Having read several books about First World War aviators and researched aviator poets for my commemorative exhibitions, I was very keen to find out more about the equipment needed in those early days of flight.  In this book, Mark Hillier has collected the most wonderful information about the uniforms and equipment that aircrew required to stay safely in the skies over the Western Front.

After admiring the front cover photograph, the first thing I discovered was on one of the first inside pages that the Latin motto of Britain’s Royal Air Force – “Per ardua ad astra” (Translation By hard work we reach the stars), which was the motto used by my primary school when I was there – was approved as the motto of the Royal Flying Corps, as the RAF was initially known, by King George V on 15th March 1913, and confirmed by Army Order No. 111”.

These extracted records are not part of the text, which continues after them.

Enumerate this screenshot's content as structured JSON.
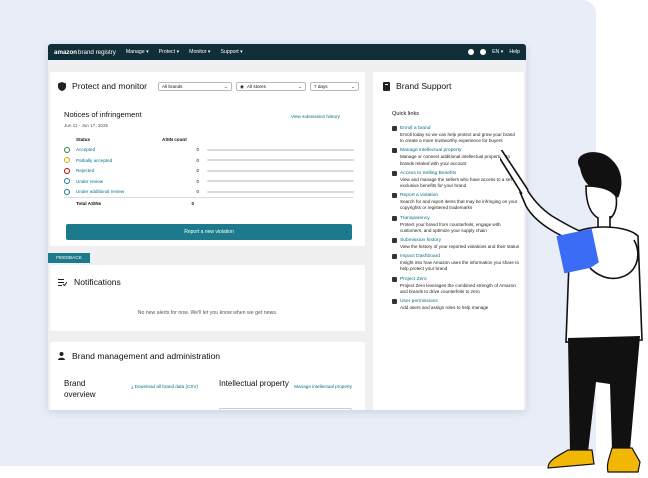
{
  "topbar": {
    "logo_main": "amazon",
    "logo_sub": "brand registry",
    "menu": [
      "Manage ▾",
      "Protect ▾",
      "Monitor ▾",
      "Support ▾"
    ],
    "lang": "EN ▾",
    "help": "Help"
  },
  "protect": {
    "title": "Protect and monitor",
    "brands_select": "All brands",
    "stores_select": "All stores",
    "days_select": "7 days",
    "notices_title": "Notices of infringement",
    "date_range": "Jun 11 - Jun 17, 2025",
    "history_link": "View submission history",
    "col_status": "Status",
    "col_count": "ASIN count",
    "rows": [
      {
        "label": "Accepted",
        "count": "0",
        "color": "#2e8540"
      },
      {
        "label": "Partially accepted",
        "count": "0",
        "color": "#d7a500"
      },
      {
        "label": "Rejected",
        "count": "0",
        "color": "#c40000"
      },
      {
        "label": "Under review",
        "count": "0",
        "color": "#1c7a8c"
      },
      {
        "label": "Under additional review",
        "count": "0",
        "color": "#1c7a8c"
      }
    ],
    "total_label": "Total ASINs",
    "total_value": "0",
    "report_button": "Report a new violation"
  },
  "feedback": "FEEDBACK",
  "notifications": {
    "title": "Notifications",
    "empty": "No new alerts for now. We'll let you know when we get news."
  },
  "brand_mgmt": {
    "title": "Brand management and administration",
    "overview_title": "Brand overview",
    "download_link": "Download all brand data (CSV)",
    "ip_title": "Intellectual property",
    "manage_ip_link": "Manage intellectual property"
  },
  "support": {
    "title": "Brand Support",
    "quick_links_label": "Quick links",
    "links": [
      {
        "title": "Enroll a brand",
        "desc": "Enroll today so we can help protect and grow your brand to create a more trustworthy experience for buyers"
      },
      {
        "title": "Manage intellectual property",
        "desc": "Manage or connect additional intellectual properties to brands related with your account"
      },
      {
        "title": "Access to Selling Benefits",
        "desc": "View and manage the sellers who have access to a set of exclusive benefits for your brand"
      },
      {
        "title": "Report a violation",
        "desc": "Search for and report items that may be infringing on your copyrights or registered trademarks"
      },
      {
        "title": "Transparency",
        "desc": "Protect your brand from counterfeits, engage with customers, and optimize your supply chain"
      },
      {
        "title": "Submission history",
        "desc": "View the history of your reported violations and their status"
      },
      {
        "title": "Impact Dashboard",
        "desc": "Insight into how Amazon uses the information you share to help protect your brand"
      },
      {
        "title": "Project Zero",
        "desc": "Project Zero leverages the combined strength of Amazon and brands to drive counterfeits to zero"
      },
      {
        "title": "User permissions",
        "desc": "Add users and assign roles to help manage"
      }
    ]
  }
}
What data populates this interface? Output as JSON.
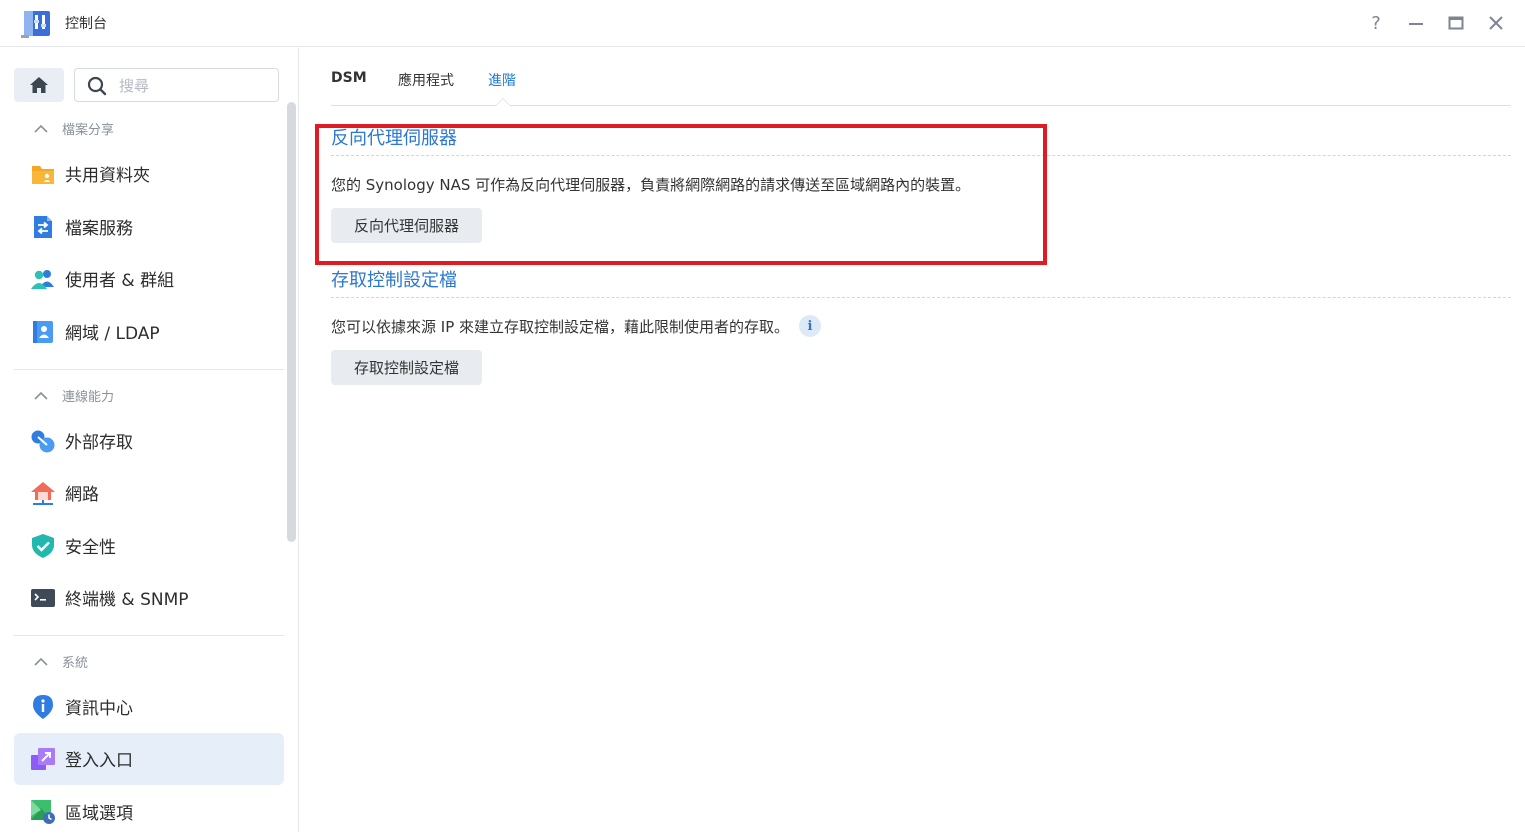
{
  "window": {
    "title": "控制台",
    "help": "?"
  },
  "sidebar": {
    "search_placeholder": "搜尋",
    "sections": [
      {
        "label": "檔案分享",
        "items": [
          {
            "label": "共用資料夾",
            "icon": "shared-folder-icon"
          },
          {
            "label": "檔案服務",
            "icon": "file-services-icon"
          },
          {
            "label": "使用者 & 群組",
            "icon": "user-group-icon"
          },
          {
            "label": "網域 / LDAP",
            "icon": "domain-ldap-icon"
          }
        ]
      },
      {
        "label": "連線能力",
        "items": [
          {
            "label": "外部存取",
            "icon": "external-access-icon"
          },
          {
            "label": "網路",
            "icon": "network-icon"
          },
          {
            "label": "安全性",
            "icon": "security-icon"
          },
          {
            "label": "終端機 & SNMP",
            "icon": "terminal-icon"
          }
        ]
      },
      {
        "label": "系統",
        "items": [
          {
            "label": "資訊中心",
            "icon": "info-center-icon"
          },
          {
            "label": "登入入口",
            "icon": "login-portal-icon",
            "active": true
          },
          {
            "label": "區域選項",
            "icon": "regional-options-icon"
          }
        ]
      }
    ]
  },
  "tabs": [
    {
      "label": "DSM"
    },
    {
      "label": "應用程式"
    },
    {
      "label": "進階",
      "active": true
    }
  ],
  "main": {
    "reverse_proxy": {
      "title": "反向代理伺服器",
      "description": "您的 Synology NAS 可作為反向代理伺服器，負責將網際網路的請求傳送至區域網路內的裝置。",
      "button": "反向代理伺服器"
    },
    "access_control": {
      "title": "存取控制設定檔",
      "description": "您可以依據來源 IP 來建立存取控制設定檔，藉此限制使用者的存取。",
      "info": "i",
      "button": "存取控制設定檔"
    }
  },
  "colors": {
    "accent": "#2b78d0",
    "highlight": "#e11b22",
    "active_bg": "#e6eef9"
  }
}
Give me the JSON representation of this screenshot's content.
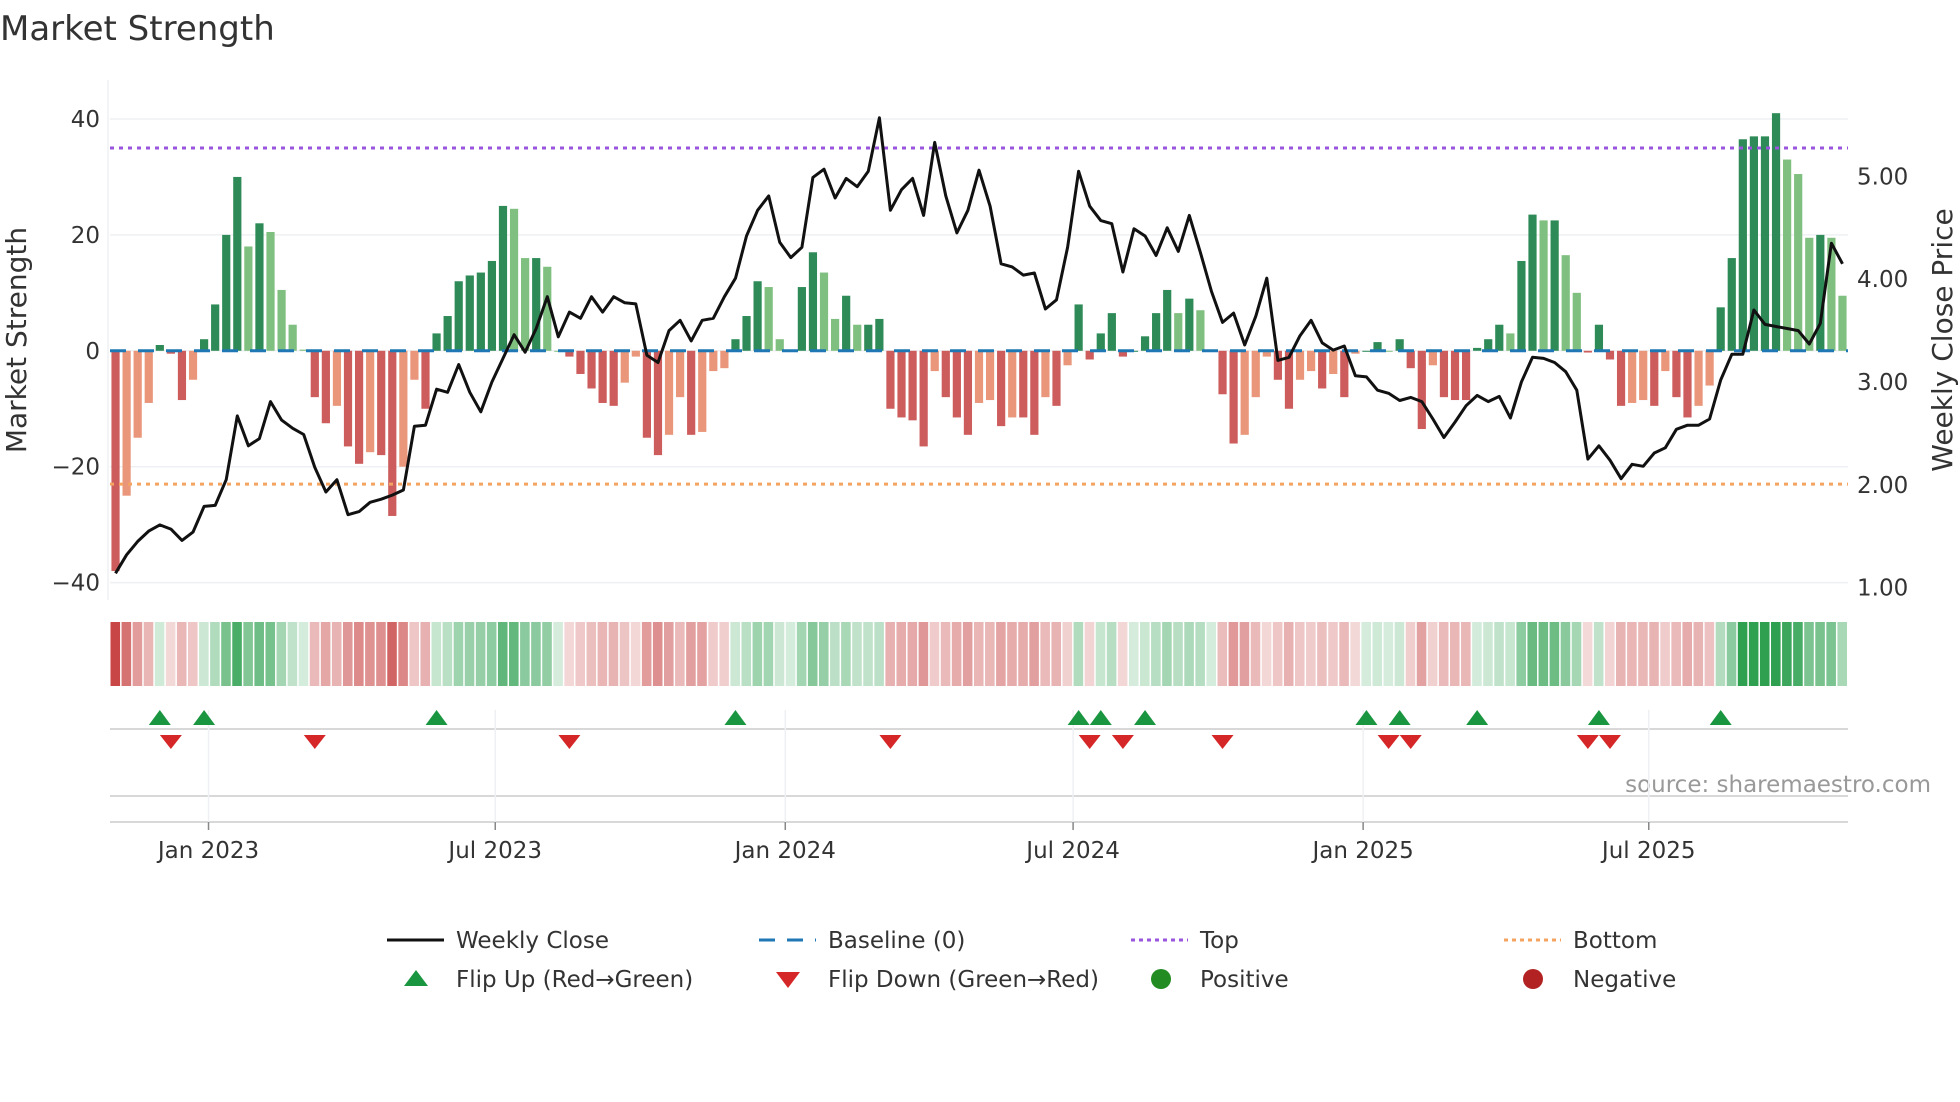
{
  "chart_data": {
    "type": "bar",
    "title": "Market Strength",
    "ylabel": "Market Strength",
    "y2label": "Weekly Close Price",
    "ylim": [
      -43,
      45
    ],
    "y2lim": [
      0.88,
      5.84
    ],
    "yticks": [
      -40,
      -20,
      0,
      20,
      40
    ],
    "yticklabels": [
      "−40",
      "−20",
      "0",
      "20",
      "40"
    ],
    "y2ticks": [
      1,
      2,
      3,
      4,
      5
    ],
    "y2ticklabels": [
      "1.00",
      "2.00",
      "3.00",
      "4.00",
      "5.00"
    ],
    "x_start": "2022-11-04",
    "x_end": "2025-10-31",
    "xticks": [
      {
        "label": "Jan 2023",
        "week": 8.4
      },
      {
        "label": "Jul 2023",
        "week": 34.3
      },
      {
        "label": "Jan 2024",
        "week": 60.5
      },
      {
        "label": "Jul 2024",
        "week": 86.5
      },
      {
        "label": "Jan 2025",
        "week": 112.7
      },
      {
        "label": "Jul 2025",
        "week": 138.5
      }
    ],
    "top_level": 35,
    "bottom_level": -23,
    "baseline": 0,
    "strength": [
      -38,
      -25,
      -15,
      -9,
      1,
      -0.5,
      -8.5,
      -5,
      2,
      8,
      20,
      30,
      18,
      22,
      20.5,
      10.5,
      4.5,
      0.2,
      -8,
      -12.5,
      -9.5,
      -16.5,
      -19.5,
      -17.5,
      -18,
      -28.5,
      -20,
      -5,
      -10,
      3,
      6,
      12,
      13,
      13.5,
      15.5,
      25,
      24.5,
      16,
      16,
      14.5,
      0,
      -1,
      -4,
      -6.5,
      -9,
      -9.5,
      -5.5,
      -1,
      -15,
      -18,
      -14.5,
      -8,
      -14.5,
      -14,
      -3.5,
      -3,
      2,
      6,
      12,
      11,
      2,
      0.2,
      11,
      17,
      13.5,
      5.5,
      9.5,
      4.5,
      4.5,
      5.5,
      -10,
      -11.5,
      -12,
      -16.5,
      -3.5,
      -8,
      -11.5,
      -14.5,
      -9,
      -8.5,
      -13,
      -11.5,
      -11.5,
      -14.5,
      -8,
      -9.5,
      -2.5,
      8,
      -1.5,
      3,
      6.5,
      -1,
      0,
      2.5,
      6.5,
      10.5,
      6.5,
      9,
      7,
      0.2,
      -7.5,
      -16,
      -14.5,
      -8,
      -1,
      -5,
      -10,
      -5,
      -3.5,
      -6.5,
      -4,
      -8,
      -0.5,
      0,
      1.5,
      0,
      2,
      -3,
      -13.5,
      -2.5,
      -8,
      -8.5,
      -8.5,
      0.5,
      2,
      4.5,
      3,
      15.5,
      23.5,
      22.5,
      22.5,
      16.5,
      10,
      -0.3,
      4.5,
      -1.5,
      -9.5,
      -9,
      -8.5,
      -9.5,
      -3.5,
      -8,
      -11.5,
      -9.5,
      -6,
      7.5,
      16,
      36.5,
      37,
      37,
      41,
      33,
      30.5,
      19.5,
      20,
      19.5,
      9.5
    ],
    "weekly_close": [
      1.14,
      1.32,
      1.45,
      1.55,
      1.61,
      1.57,
      1.46,
      1.54,
      1.79,
      1.8,
      2.05,
      2.67,
      2.38,
      2.45,
      2.81,
      2.63,
      2.55,
      2.49,
      2.17,
      1.93,
      2.05,
      1.71,
      1.74,
      1.83,
      1.86,
      1.9,
      1.95,
      2.57,
      2.58,
      2.93,
      2.9,
      3.17,
      2.9,
      2.71,
      3.0,
      3.23,
      3.46,
      3.29,
      3.52,
      3.83,
      3.44,
      3.68,
      3.62,
      3.83,
      3.68,
      3.83,
      3.77,
      3.76,
      3.26,
      3.19,
      3.5,
      3.6,
      3.4,
      3.6,
      3.62,
      3.83,
      4.01,
      4.42,
      4.67,
      4.81,
      4.36,
      4.21,
      4.31,
      4.99,
      5.07,
      4.79,
      4.98,
      4.9,
      5.05,
      5.57,
      4.67,
      4.87,
      4.98,
      4.62,
      5.33,
      4.81,
      4.45,
      4.67,
      5.06,
      4.71,
      4.15,
      4.12,
      4.04,
      4.06,
      3.71,
      3.8,
      4.31,
      5.05,
      4.71,
      4.57,
      4.54,
      4.07,
      4.49,
      4.42,
      4.23,
      4.5,
      4.27,
      4.62,
      4.26,
      3.88,
      3.58,
      3.67,
      3.36,
      3.64,
      4.01,
      3.21,
      3.24,
      3.45,
      3.6,
      3.38,
      3.31,
      3.35,
      3.06,
      3.05,
      2.92,
      2.89,
      2.82,
      2.85,
      2.81,
      2.64,
      2.46,
      2.61,
      2.77,
      2.87,
      2.81,
      2.86,
      2.65,
      3.0,
      3.24,
      3.23,
      3.19,
      3.1,
      2.92,
      2.25,
      2.38,
      2.24,
      2.06,
      2.2,
      2.18,
      2.31,
      2.36,
      2.54,
      2.58,
      2.58,
      2.64,
      3.02,
      3.27,
      3.27,
      3.7,
      3.56,
      3.54,
      3.52,
      3.5,
      3.37,
      3.57,
      4.35,
      4.15
    ],
    "flip_up_weeks": [
      4,
      8,
      29,
      56,
      87,
      89,
      93,
      113,
      116,
      123,
      134,
      145
    ],
    "flip_down_weeks": [
      5,
      18,
      41,
      70,
      88,
      91,
      100,
      115,
      117,
      133,
      135
    ],
    "legend": {
      "placement": "bottom",
      "items": [
        {
          "label": "Weekly Close",
          "kind": "line"
        },
        {
          "label": "Baseline (0)",
          "kind": "dash"
        },
        {
          "label": "Top",
          "kind": "dot-purple"
        },
        {
          "label": "Bottom",
          "kind": "dot-orange"
        },
        {
          "label": "Flip Up (Red→Green)",
          "kind": "tri-up"
        },
        {
          "label": "Flip Down (Green→Red)",
          "kind": "tri-down"
        },
        {
          "label": "Positive",
          "kind": "circle-green"
        },
        {
          "label": "Negative",
          "kind": "circle-red"
        }
      ]
    },
    "annotation": "source: sharemaestro.com"
  },
  "colors": {
    "pos_rising": "#2e8b57",
    "pos_falling": "#7fbf7f",
    "neg_falling": "#cd5c5c",
    "neg_rising": "#e9967a",
    "line": "#111111",
    "top": "#9955dd",
    "bottom": "#f4a460",
    "baseline": "#1f77b4",
    "flip_up": "#1a9641",
    "flip_down": "#d62728",
    "positive": "#228b22",
    "negative": "#b22222"
  }
}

As an aside, due to my interest in the role of women in WW1, I was interested to note on page vi that the book is dedicated to the author’s family members, among them Nurse Memie Gwendolin Stephenson, who was a volunteer ambulance driver with the Red Cross.

Although Mark goes into great detail about equipment, he also explains the history of Britain’s military aviators and the background to the formation of the Royal Flying Cops.  

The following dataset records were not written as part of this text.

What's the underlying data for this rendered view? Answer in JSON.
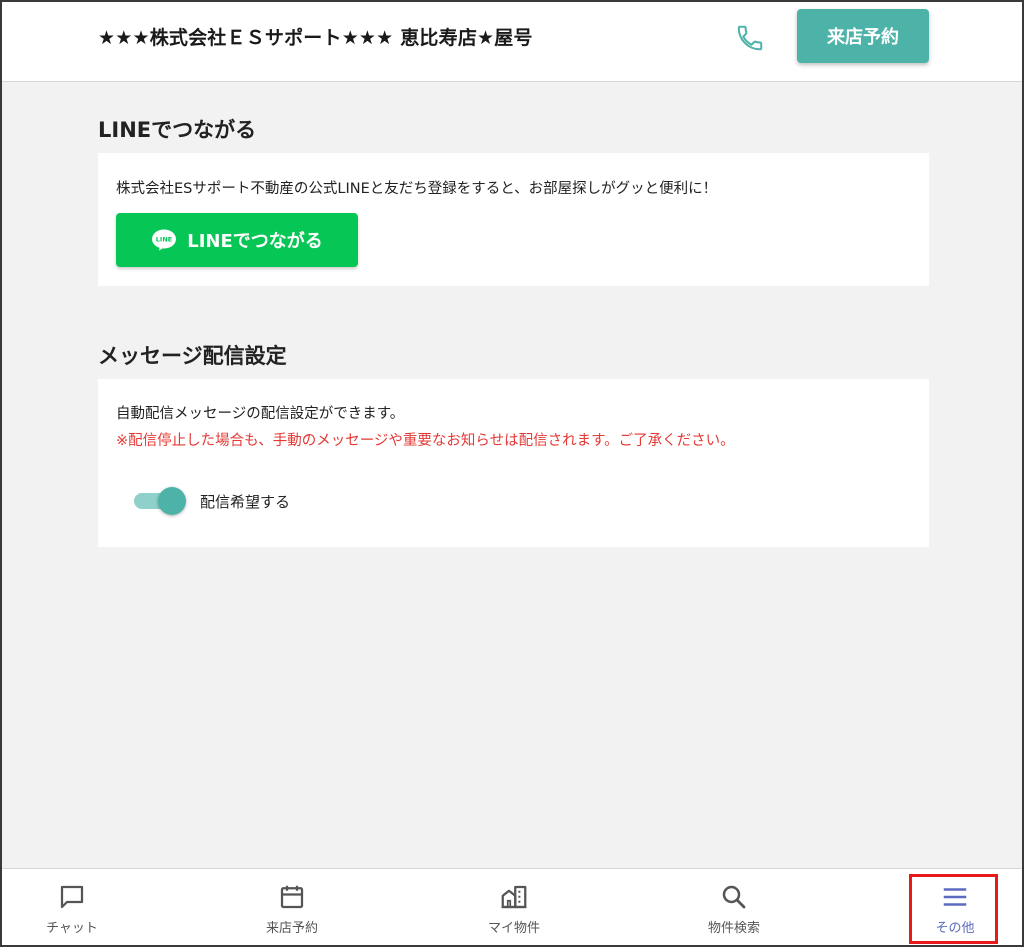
{
  "header": {
    "title": "★★★株式会社ＥＳサポート★★★ 恵比寿店★屋号",
    "phone_icon": "phone-icon",
    "reserve_label": "来店予約"
  },
  "line_section": {
    "title": "LINEでつながる",
    "description": "株式会社ESサポート不動産の公式LINEと友だち登録をすると、お部屋探しがグッと便利に！",
    "button_label": "LINEでつながる",
    "logo_text": "LINE",
    "button_color": "#06c755"
  },
  "message_section": {
    "title": "メッセージ配信設定",
    "description": "自動配信メッセージの配信設定ができます。",
    "warning": "※配信停止した場合も、手動のメッセージや重要なお知らせは配信されます。ご了承ください。",
    "toggle_label": "配信希望する",
    "toggle_on": true,
    "accent_color": "#4db3a9",
    "warning_color": "#e53935"
  },
  "bottom_nav": {
    "items": [
      {
        "label": "チャット",
        "icon": "chat-icon"
      },
      {
        "label": "来店予約",
        "icon": "calendar-icon"
      },
      {
        "label": "マイ物件",
        "icon": "building-icon"
      },
      {
        "label": "物件検索",
        "icon": "search-icon"
      },
      {
        "label": "その他",
        "icon": "menu-icon",
        "active": true
      }
    ],
    "active_color": "#5c6bc0",
    "highlight_color": "#e8191b"
  }
}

In the Introduction I noticed that “keeping warm was not just about creature comforts, but maintaining alertness which meant the odds of surviving increased on long or high-altitude sorties.”  Mark explains that “The focus was on the art of flying, and it was an art form at this time rather than a science.” (pp. viii and ix).

I found the chapters on flying clothing, flying equiment, unforms, rank, badges, insignia and buttons utterly fascinating.  They are chock full of the most wonderful photographs – many of them from Mark’s private collection - information, explanations and contemporary advertisements. “It seems that by August 1917 the RFC had started to adopt some electrically heated clothing.” (p. 93).   It is a real eye-opener to read about the trials and tribulations involved in finding out which clothes, goggles, gloves, helmets and boots, etc. were the best in those early days of flight, which were difficult enough without being shot at, and the research and testing necessary to manufacture them.

There are also chapters on paperwork and documents and on the transition from the Royal Flying Corps to the Royal Air Force.   With appendices, notes and an extensive bibliography, this is a book you will want to refer to again and again.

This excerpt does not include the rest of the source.